Wygląd gry nie ma nic wspólnego z cięciami budżetowymi, liczebnością zespołu, ani czasem zarezerwowanym na produkcje. Więc mieli środki i wszystko co potrzebne do zrobienia przyzwoitej oprawy graficznej, ale im nie zależało? A może jednak były jakieś problemy natury technicznej? Podobno jakieś były i to związane bezpośrednio z silnikiem gry…

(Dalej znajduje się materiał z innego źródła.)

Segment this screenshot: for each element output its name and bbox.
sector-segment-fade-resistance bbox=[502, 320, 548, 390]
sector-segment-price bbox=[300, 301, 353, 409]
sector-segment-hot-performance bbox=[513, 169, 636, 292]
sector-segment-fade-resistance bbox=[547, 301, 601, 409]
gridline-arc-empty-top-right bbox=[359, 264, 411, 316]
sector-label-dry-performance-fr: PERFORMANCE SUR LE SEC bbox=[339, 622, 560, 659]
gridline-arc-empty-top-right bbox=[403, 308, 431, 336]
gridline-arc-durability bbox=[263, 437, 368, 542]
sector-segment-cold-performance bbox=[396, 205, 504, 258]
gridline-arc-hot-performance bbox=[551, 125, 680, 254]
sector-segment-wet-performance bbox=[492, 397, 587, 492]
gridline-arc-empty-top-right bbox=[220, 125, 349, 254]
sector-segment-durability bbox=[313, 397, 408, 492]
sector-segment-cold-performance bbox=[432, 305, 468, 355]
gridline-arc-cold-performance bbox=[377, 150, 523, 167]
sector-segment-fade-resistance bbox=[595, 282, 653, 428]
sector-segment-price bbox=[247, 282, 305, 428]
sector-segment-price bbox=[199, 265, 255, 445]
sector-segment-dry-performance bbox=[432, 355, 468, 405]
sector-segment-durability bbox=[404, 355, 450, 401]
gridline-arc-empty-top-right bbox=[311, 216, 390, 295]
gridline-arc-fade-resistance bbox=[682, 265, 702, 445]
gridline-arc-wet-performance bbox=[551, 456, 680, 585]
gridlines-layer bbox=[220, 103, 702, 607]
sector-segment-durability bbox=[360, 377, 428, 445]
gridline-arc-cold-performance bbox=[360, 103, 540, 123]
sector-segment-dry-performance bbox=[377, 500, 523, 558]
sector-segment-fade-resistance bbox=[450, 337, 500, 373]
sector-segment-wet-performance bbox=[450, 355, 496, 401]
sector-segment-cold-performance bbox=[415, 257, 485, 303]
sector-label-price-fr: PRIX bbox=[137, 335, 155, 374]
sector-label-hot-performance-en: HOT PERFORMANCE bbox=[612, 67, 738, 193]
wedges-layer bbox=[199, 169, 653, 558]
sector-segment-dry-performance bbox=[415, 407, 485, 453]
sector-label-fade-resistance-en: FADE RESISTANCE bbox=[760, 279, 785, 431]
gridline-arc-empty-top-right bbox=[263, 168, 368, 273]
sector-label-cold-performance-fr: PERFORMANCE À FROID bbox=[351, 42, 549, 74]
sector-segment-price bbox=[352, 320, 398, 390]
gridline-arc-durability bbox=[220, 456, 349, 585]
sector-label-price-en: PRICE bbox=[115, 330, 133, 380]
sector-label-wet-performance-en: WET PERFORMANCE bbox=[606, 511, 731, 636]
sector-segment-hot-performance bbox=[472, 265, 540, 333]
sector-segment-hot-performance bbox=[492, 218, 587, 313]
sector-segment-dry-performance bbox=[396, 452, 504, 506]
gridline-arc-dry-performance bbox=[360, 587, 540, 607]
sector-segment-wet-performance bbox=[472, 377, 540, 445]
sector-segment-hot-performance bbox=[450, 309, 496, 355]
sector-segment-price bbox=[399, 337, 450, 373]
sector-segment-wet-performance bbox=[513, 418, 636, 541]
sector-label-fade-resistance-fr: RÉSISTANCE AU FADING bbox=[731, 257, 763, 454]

Silnik Anvil został stworzony głównie do gier z otwartym światem. Tytuł, nad którym pracujemy, jest krótką i liniową grą, bez otwartego świata, co sprawia sporo problemów, których jesteśmy świadomi.

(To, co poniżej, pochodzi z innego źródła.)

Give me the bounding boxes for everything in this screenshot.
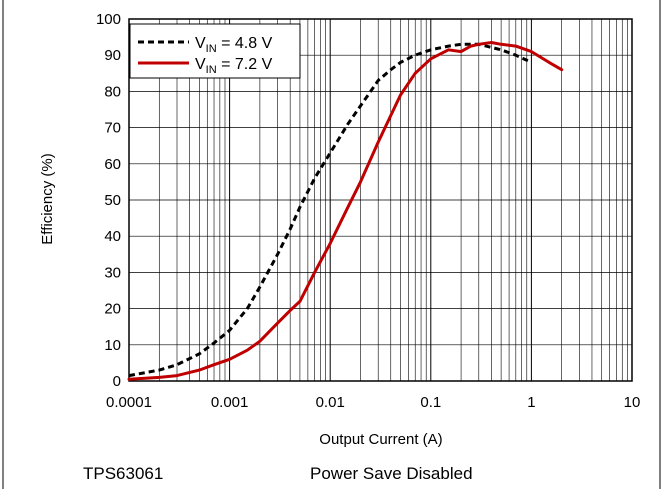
legend: VIN = 4.8 V VIN = 7.2 V: [129, 23, 301, 79]
y-tick-label: 70: [104, 120, 121, 137]
legend-box: [129, 23, 301, 79]
y-tick-label: 40: [104, 228, 121, 245]
y-tick-label: 60: [104, 156, 121, 173]
x-tick-label: 1: [527, 394, 535, 411]
y-tick-label: 100: [96, 11, 121, 28]
y-tick-label: 20: [104, 301, 121, 318]
x-tick-label: 0.0001: [106, 394, 152, 411]
y-axis-label: Efficiency (%): [39, 153, 56, 244]
series-line-7p2v: [127, 41, 564, 381]
series-line-4p8v: [128, 42, 533, 378]
footer-device: TPS63061: [83, 464, 163, 483]
y-tick-label: 90: [104, 47, 121, 64]
y-tick-label: 30: [104, 264, 121, 281]
grid: [128, 18, 633, 382]
legend-label-7p2v: VIN = 7.2 V: [195, 56, 273, 76]
plot-frame: [128, 18, 633, 382]
y-tick-label: 50: [104, 192, 121, 209]
legend-label-4p8v: VIN = 4.8 V: [195, 35, 273, 55]
x-axis-label: Output Current (A): [319, 431, 442, 448]
x-tick-label: 0.001: [211, 394, 249, 411]
y-tick-label: 80: [104, 83, 121, 100]
series-lines: [127, 41, 564, 381]
footer-mode: Power Save Disabled: [310, 464, 473, 483]
x-tick-label: 10: [624, 394, 641, 411]
tick-labels: 0.0001 0.001 0.01 0.1 1 100102030405060708090…: [96, 11, 640, 411]
x-tick-label: 0.01: [316, 394, 345, 411]
x-tick-label: 0.1: [420, 394, 441, 411]
y-tick-label: 0: [113, 373, 121, 390]
y-tick-label: 10: [104, 337, 121, 354]
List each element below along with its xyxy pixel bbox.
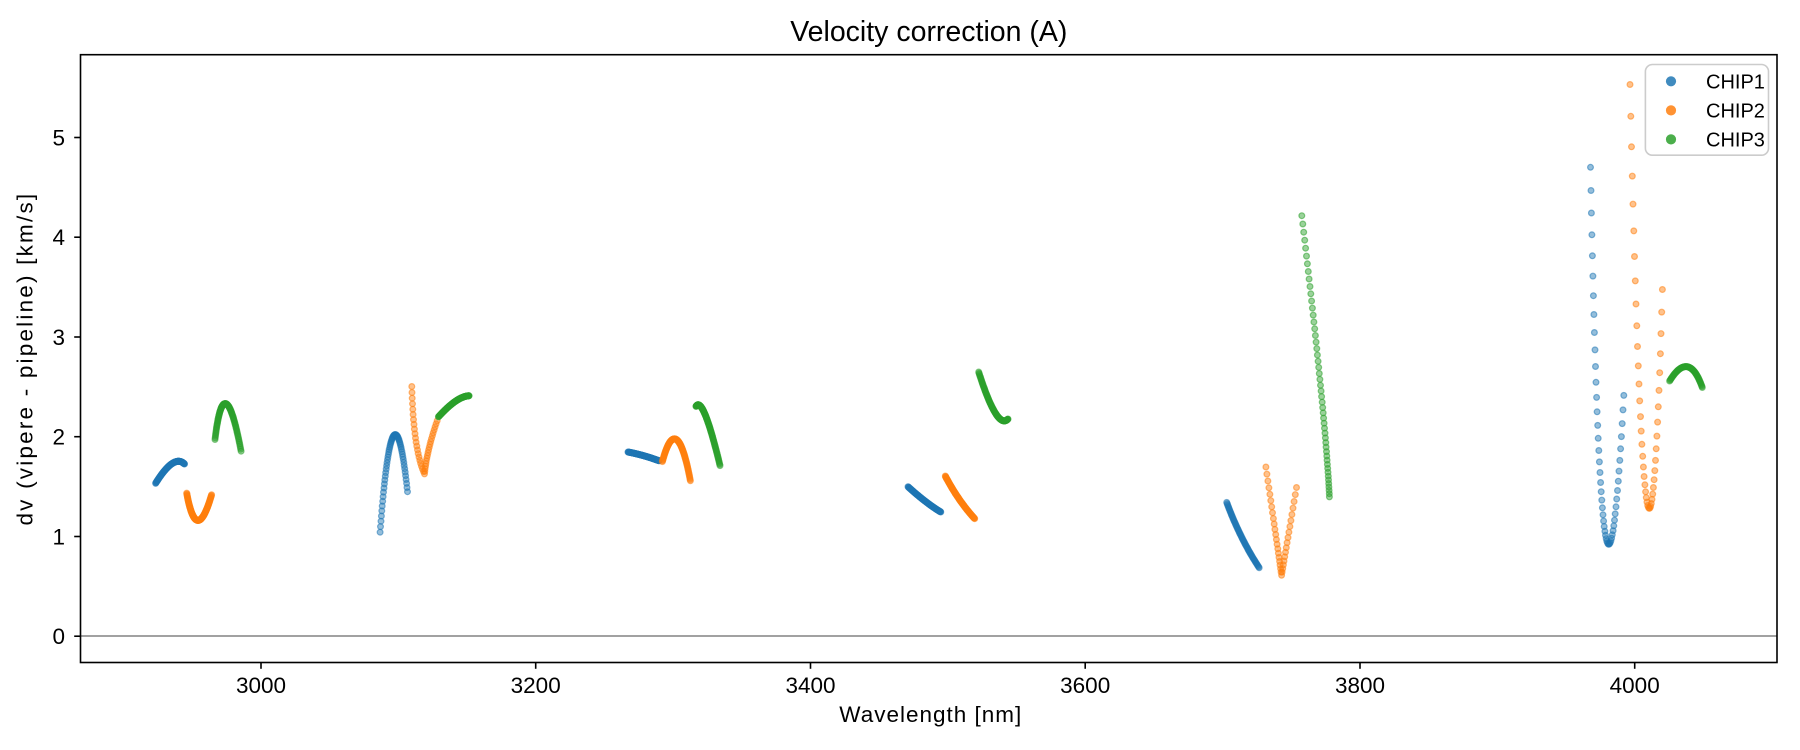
svg-text:Wavelength [nm]: Wavelength [nm] <box>839 702 1022 727</box>
svg-text:3800: 3800 <box>1335 673 1385 698</box>
svg-text:3: 3 <box>52 325 65 350</box>
svg-text:Velocity correction (A): Velocity correction (A) <box>790 16 1067 48</box>
svg-text:CHIP1: CHIP1 <box>1706 71 1765 93</box>
svg-text:3600: 3600 <box>1060 673 1110 698</box>
svg-text:1: 1 <box>52 525 65 550</box>
svg-text:CHIP2: CHIP2 <box>1706 100 1765 122</box>
svg-text:2: 2 <box>52 425 65 450</box>
svg-text:3200: 3200 <box>511 673 561 698</box>
svg-text:CHIP3: CHIP3 <box>1706 129 1765 151</box>
svg-text:0: 0 <box>52 624 65 649</box>
svg-text:dv (vipere - pipeline) [km/s]: dv (vipere - pipeline) [km/s] <box>13 192 38 526</box>
svg-text:3400: 3400 <box>785 673 835 698</box>
svg-text:4000: 4000 <box>1610 673 1660 698</box>
svg-text:4: 4 <box>52 225 65 250</box>
svg-text:3000: 3000 <box>236 673 286 698</box>
svg-text:5: 5 <box>52 126 65 151</box>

No dobra, skoro stwierdzono taką przypadłość w trakcie korzystania z Anvila, to czemu nie wybrali silnika bardziej odpowiadającego typowi gry? Ubisoft chyba nie ma dobrych odpowiedzi. Aczkolwiek nie można odmówić im tego, że próbują odnaleźć się w nieprzyjemnej sytuacji. Zapowiedzieli nawet zmiany w szacie graficznej, czego efekty możemy zobaczyć poniżej.

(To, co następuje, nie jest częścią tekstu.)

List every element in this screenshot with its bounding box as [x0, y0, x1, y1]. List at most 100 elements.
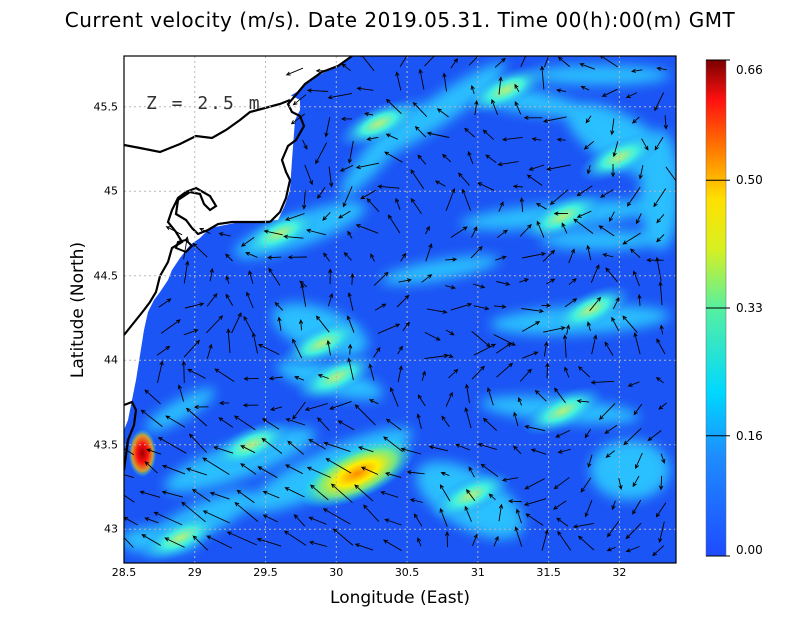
- velocity-arrow: [622, 315, 638, 333]
- velocity-arrow: [625, 92, 638, 98]
- velocity-arrow: [557, 448, 571, 454]
- velocity-arrow: [356, 86, 374, 91]
- velocity-arrow: [315, 142, 328, 165]
- velocity-arrow: [268, 267, 281, 286]
- velocity-arrow: [471, 226, 478, 238]
- velocity-arrow: [246, 291, 254, 309]
- velocity-arrow: [354, 543, 374, 551]
- velocity-arrow: [262, 418, 280, 430]
- velocity-arrow: [557, 56, 570, 67]
- velocity-arrow: [556, 517, 569, 527]
- velocity-arrow: [290, 113, 306, 125]
- velocity-arrow: [370, 253, 375, 262]
- velocity-arrow: [464, 383, 470, 404]
- velocity-arrow: [552, 500, 567, 510]
- velocity-arrow: [586, 321, 591, 332]
- x-tick-label: 29: [187, 566, 202, 579]
- velocity-arrow: [292, 94, 307, 106]
- velocity-arrow: [577, 535, 595, 551]
- velocity-arrow: [218, 232, 231, 237]
- velocity-arrow: [496, 342, 512, 354]
- velocity-arrow: [493, 304, 507, 309]
- speed-hotspot: [299, 438, 416, 509]
- speed-hotspot: [238, 208, 322, 259]
- velocity-arrow: [293, 514, 306, 527]
- velocity-arrow: [308, 516, 327, 525]
- velocity-arrow: [285, 417, 306, 426]
- velocity-arrow: [525, 513, 544, 526]
- colorbar-tick-label: 0.00: [736, 543, 763, 557]
- velocity-arrow: [524, 424, 546, 432]
- colorbar-tick-label: 0.33: [736, 301, 763, 315]
- velocity-arrow: [146, 448, 162, 455]
- velocity-arrow: [354, 404, 376, 426]
- y-tick-label: 44.5: [93, 269, 119, 283]
- velocity-arrow: [557, 530, 572, 551]
- velocity-arrow: [157, 360, 164, 383]
- velocity-arrow: [485, 154, 497, 163]
- velocity-arrow: [184, 302, 205, 309]
- velocity-arrow: [181, 360, 186, 383]
- velocity-arrow: [418, 68, 425, 90]
- velocity-arrow: [495, 255, 507, 261]
- velocity-arrow: [654, 136, 664, 151]
- velocity-arrow: [472, 283, 486, 289]
- velocity-arrow: [439, 507, 448, 527]
- velocity-arrow: [206, 343, 213, 359]
- velocity-arrow: [347, 230, 353, 239]
- velocity-arrow: [187, 368, 206, 379]
- velocity-arrow: [302, 190, 307, 210]
- velocity-arrow: [226, 531, 258, 546]
- velocity-arrow: [572, 522, 594, 529]
- velocity-arrow: [242, 403, 259, 408]
- velocity-arrow: [324, 117, 331, 138]
- speed-hotspot: [280, 318, 364, 369]
- velocity-arrow: [535, 202, 547, 210]
- velocity-arrow: [583, 140, 595, 150]
- velocity-arrow: [428, 445, 449, 452]
- velocity-arrow: [209, 491, 230, 500]
- velocity-arrow: [632, 116, 640, 124]
- velocity-arrow: [234, 502, 259, 522]
- velocity-arrow: [397, 345, 403, 355]
- velocity-arrow: [450, 302, 473, 311]
- velocity-arrow: [144, 517, 159, 524]
- velocity-arrow: [385, 418, 402, 431]
- velocity-arrow: [524, 478, 545, 490]
- velocity-arrow: [328, 268, 333, 285]
- velocity-arrow: [494, 57, 506, 68]
- velocity-arrow: [468, 466, 475, 478]
- velocity-arrow: [360, 466, 379, 475]
- velocity-arrow: [632, 270, 640, 287]
- velocity-arrow: [300, 283, 307, 307]
- velocity-arrow: [498, 201, 504, 212]
- velocity-arrow: [602, 253, 614, 258]
- velocity-arrow: [225, 293, 234, 306]
- y-tick-label: 45.5: [93, 100, 119, 114]
- velocity-arrow: [144, 389, 161, 405]
- velocity-arrow: [330, 483, 353, 503]
- velocity-arrow: [633, 403, 643, 416]
- velocity-arrow: [328, 166, 334, 188]
- velocity-arrow: [360, 189, 377, 200]
- velocity-arrow: [561, 222, 568, 234]
- velocity-arrow: [284, 487, 305, 498]
- velocity-arrow: [508, 499, 522, 504]
- velocity-arrow: [441, 415, 450, 428]
- velocity-arrow: [465, 488, 476, 502]
- depth-label: Z = 2.5 m: [146, 93, 262, 114]
- velocity-arrow: [519, 368, 532, 382]
- velocity-arrow: [294, 375, 304, 381]
- velocity-arrow: [514, 83, 520, 93]
- velocity-arrow: [564, 366, 570, 378]
- velocity-arrow: [491, 98, 499, 115]
- velocity-arrow: [158, 298, 172, 308]
- velocity-arrow: [384, 151, 403, 163]
- velocity-arrow: [576, 399, 590, 404]
- velocity-arrow: [329, 400, 352, 410]
- speed-hotspot: [209, 419, 293, 470]
- velocity-arrow: [414, 125, 427, 138]
- velocity-arrow: [240, 237, 255, 247]
- velocity-arrow: [636, 213, 642, 225]
- velocity-arrow: [124, 494, 135, 503]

Czy jest lepiej niż wcześniej? Szczerze, to tak średnio. No sami spójrzcie… Na oko podnieśli kontrast, podkręcili saturację kolorów i delikatnie przemodelowali twarz księżniczki Farah. Poprzez przyciemnienie obrazu widać więcej szczegółów w trójwymiarowych modelach, a dodatkowo lepiej zaznacza się na nich światło. I tak naprawdę to wszystko. Nie jestem pewny, czy zbliżonego efektu nie udałoby się uzyskać z użyciem profilu kolorów dostępnego w monitorze lub sterownikach Nvidii. Ubisoft zdaje się jechać dalej swoją karawaną, kompletnie nie zwracając uwagi na szczekające w tle psy. Ich wizję tworzenia Prince of Persia: Sands of Time Remake najlepiej podsumowują ich własne słowa:
Dla nas w Ubisofcie jakość ma najwyższy priorytet i było to coś, co mieliśmy na uwadze cały czas
Demon’s Souls to przykład, jak powinien wyglądać remake
Mam wrażenie, że Ubisoft zapomniał, czym jest jakość w grach i nie zdaje sobie sprawy jak powinien wyglądać prawdziwy remake. Pracownicy tego studio powinni obejrzeć sobie zwiastuny innych gier zanim zaczną robić własne. Przykładowo, niech odpalą sobie najnowszy film z Demon’s Souls Remake. Gameplay jest tu tak soczysty, że można jeść go garściami. Oprawa graficzna jest świetna i wiernie oddaje klimat pierwowzoru z 2009. Jest mrocznie, ale niezbyt szaroburo jak w Dark Souls… Zastosowane oświetlenie świetnie eksponuje architekturę i roślinność. Animacja przeciwników jest płynna i naturalna. Natomiast modele postaci, a szczególnie bossów, cud miód i malina. No ba, to jest prawdziwy next-gen. Gra, której na pewno nie odpalę na komórce. Nie podoba mi się to, że Sony zamierza wypuścić remake wyłącznie na PS5, ale nie ma to żadnego wpływu na jej odbiór.
Można? No pewnie, że tak, tylko trzeba patrzeć przez pryzmat rewolucji i potrzebnych zmian! Ubisoft niech nie próbuje nawet tłumaczyć się wielkim ryzykiem odświeżania kultowych dzieł, bo nie tylko oni je podejmują. Blue Point wzięli na swoje barki tytuł kanoniczny dla gatunku soulslike, Capcom legendarny Resident Evil 2, PlayMagic szpiegowskie XIII, a Vicarious Visions zręcznościowy symulator Tony Hawk Pro Skater 1+2. To są faktyczne dowody na to, że można robić Remake, który odzwierciedla najlepsze cechy marki. Oczywiście mówimy tylko o aspektach wizualnych, nie skupiając się na warstwie rozgrywki.
Ale nawet to dla Ubisoft może być trudne, bowiem pracują tyle, by zarobić i się nie narobić. Czuję jednak, że niedługo będą musieli zaadaptować się do nowych warunków w branży gier. W przyszłości to użytkownicy zagłosują na ich grę portfelem, a nie ocenami w recenzjach. I wtedy skończy się Ubisoft, którego nie lubimy i może zacznie Ubisoft, który podziwiamy za wspaniałe marki.